1) Why does it log -

1st reject
2nd resolve

instead of -

1st reject
2nd reject

?

2) What do I have to change to make it log -

1st reject
2nd reject

?

var myAppModule = angular.module('myApp', []).
  controller('myCtrl',function($scope,$q){
   var deferred = $q.defer();
   //deferred.resolve();
   deferred.reject();
   deferred.promise.then(function () {
     console.log("1st resolove");
    },
    function () {
     console.log("1st reject");
    }
   ).then(function () {
    console.log("2nd resolve");
    },
    function () {
     console.log("2nd reject");
    }
   );
  });

<script src="https://ajax.googleapis.com/ajax/libs/angularjs/1.2.20/angular.min.js"></script>
<div ng-app="myApp">
  <div ng-controller="myCtrl"></div>
 </div>

Adding to RGraham: If you want the 2nd promise to get rejected too, return `$q.reject()`. The reason for this initially odd behaviour is that your 1st rejection function may be able to correct the error and continue normally with the chained promise.
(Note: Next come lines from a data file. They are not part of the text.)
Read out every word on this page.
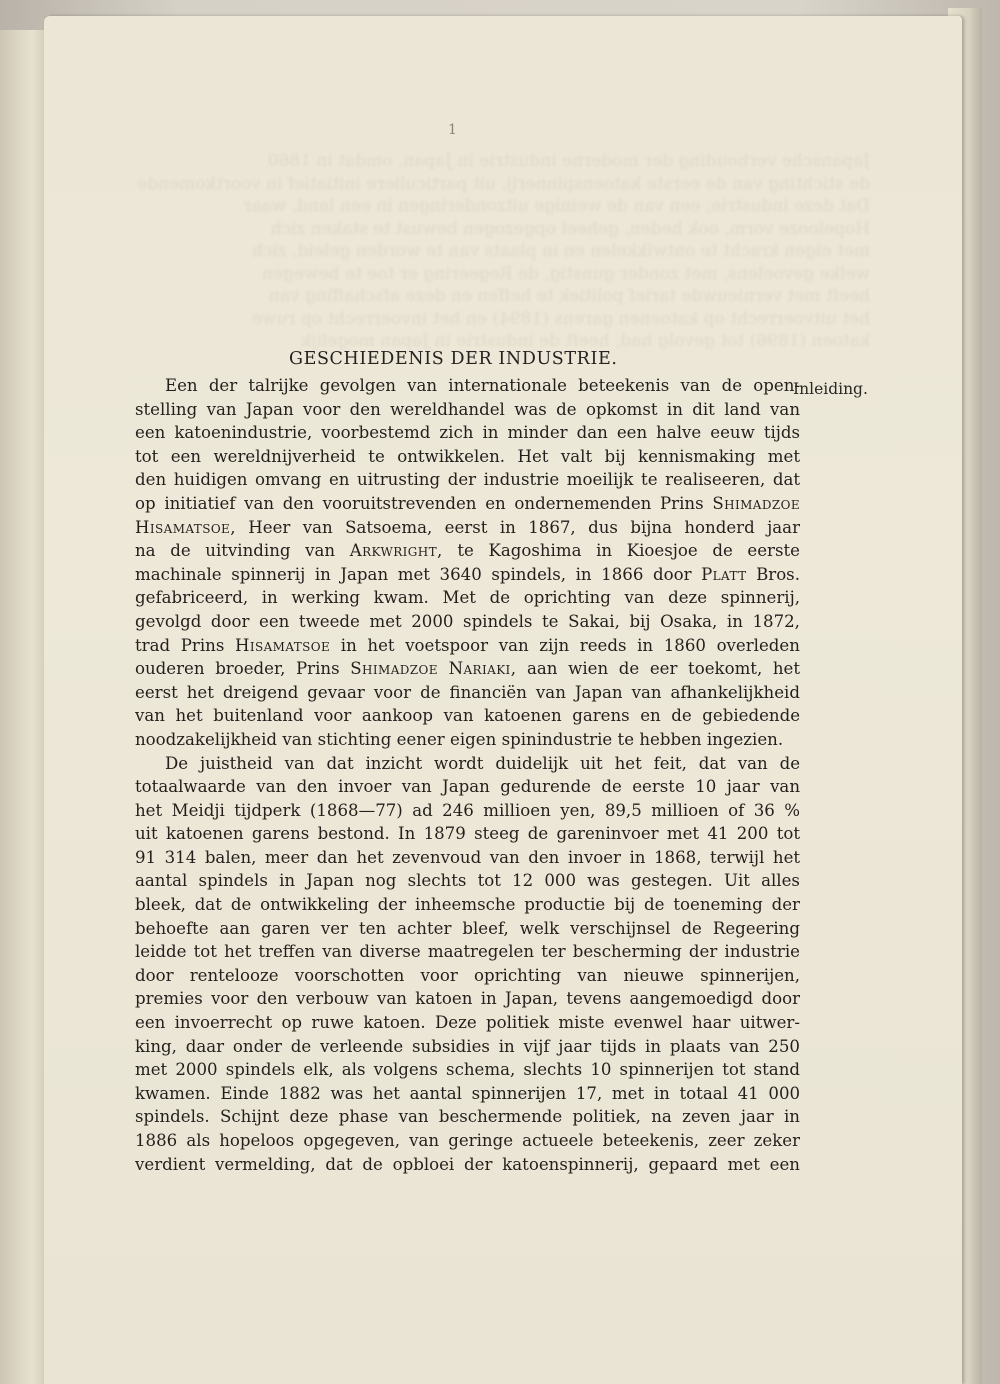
Japansche verhouding der moderne industrie in Japan, omdat in 1860
de stichting van de eerste katoenspinnerij, uit particuliere initiatief in voortkomende
Dat deze industrie, een van de weinige uitzonderingen in een land, waar
Hopelooze vorm, ook heden, geheel opgezogen bewust te staken zich
met eigen kracht te ontwikkelen en in plaats van te worden geleid, zich
welke gevoelens, met zonder gunstig, de Regeering er toe te bewegen
heeft met vernieuwde tarief politiek te heffen en deze afschaffing van
het uitvoerrecht op katoenen garens (1894) en het invoerrecht op ruwe
katoen (1896) tot gevolg had, heeft de industrie in Japan mogelijk
1
GESCHIEDENIS DER INDUSTRIE.
Inleiding.
Een der talrijke gevolgen van internationale beteekenis van de open-
stelling van Japan voor den wereldhandel was de opkomst in dit land van
een katoenindustrie, voorbestemd zich in minder dan een halve eeuw tijds
tot een wereldnijverheid te ontwikkelen. Het valt bij kennismaking met
den huidigen omvang en uitrusting der industrie moeilijk te realiseeren, dat
op initiatief van den vooruitstrevenden en ondernemenden Prins Shimadzoe
Hisamatsoe, Heer van Satsoema, eerst in 1867, dus bijna honderd jaar
na de uitvinding van Arkwright, te Kagoshima in Kioesjoe de eerste
machinale spinnerij in Japan met 3640 spindels, in 1866 door Platt Bros.
gefabriceerd, in werking kwam. Met de oprichting van deze spinnerij,
gevolgd door een tweede met 2000 spindels te Sakai, bij Osaka, in 1872,
trad Prins Hisamatsoe in het voetspoor van zijn reeds in 1860 overleden
ouderen broeder, Prins Shimadzoe Nariaki, aan wien de eer toekomt, het
eerst het dreigend gevaar voor de financiën van Japan van afhankelijkheid
van het buitenland voor aankoop van katoenen garens en de gebiedende
noodzakelijkheid van stichting eener eigen spinindustrie te hebben ingezien.
De juistheid van dat inzicht wordt duidelijk uit het feit, dat van de
totaalwaarde van den invoer van Japan gedurende de eerste 10 jaar van
het Meidji tijdperk (1868—77) ad 246 millioen yen, 89,5 millioen of 36 %
uit katoenen garens bestond. In 1879 steeg de gareninvoer met 41 200 tot
91 314 balen, meer dan het zevenvoud van den invoer in 1868, terwijl het
aantal spindels in Japan nog slechts tot 12 000 was gestegen. Uit alles
bleek, dat de ontwikkeling der inheemsche productie bij de toeneming der
behoefte aan garen ver ten achter bleef, welk verschijnsel de Regeering
leidde tot het treffen van diverse maatregelen ter bescherming der industrie
door rentelooze voorschotten voor oprichting van nieuwe spinnerijen,
premies voor den verbouw van katoen in Japan, tevens aangemoedigd door
een invoerrecht op ruwe katoen. Deze politiek miste evenwel haar uitwer-
king, daar onder de verleende subsidies in vijf jaar tijds in plaats van 250
met 2000 spindels elk, als volgens schema, slechts 10 spinnerijen tot stand
kwamen. Einde 1882 was het aantal spinnerijen 17, met in totaal 41 000
spindels. Schijnt deze phase van beschermende politiek, na zeven jaar in
1886 als hopeloos opgegeven, van geringe actueele beteekenis, zeer zeker
verdient vermelding, dat de opbloei der katoenspinnerij, gepaard met een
Also another note: if you *omit* the 1st rejection handler, then the second promise is auto-rejected. — Nikos Paraskevopoulos, Jun 24 '15 at 07:49
see also: [Promise's second .then() not failing](http://stackoverflow.com/q/23943322/1048572) — Bergi, Jun 24 '15 at 08:10

score 7 · Accepted Answer · answered Jun 24 '15 at 07:49

You missed the next line of the docs:

This method returns a new promise which is resolved or rejected via the return value of the successCallback, errorCallback.

If you want the next chain to be the result of the same promise for whatever reason, return deferred.promise from inside your handler.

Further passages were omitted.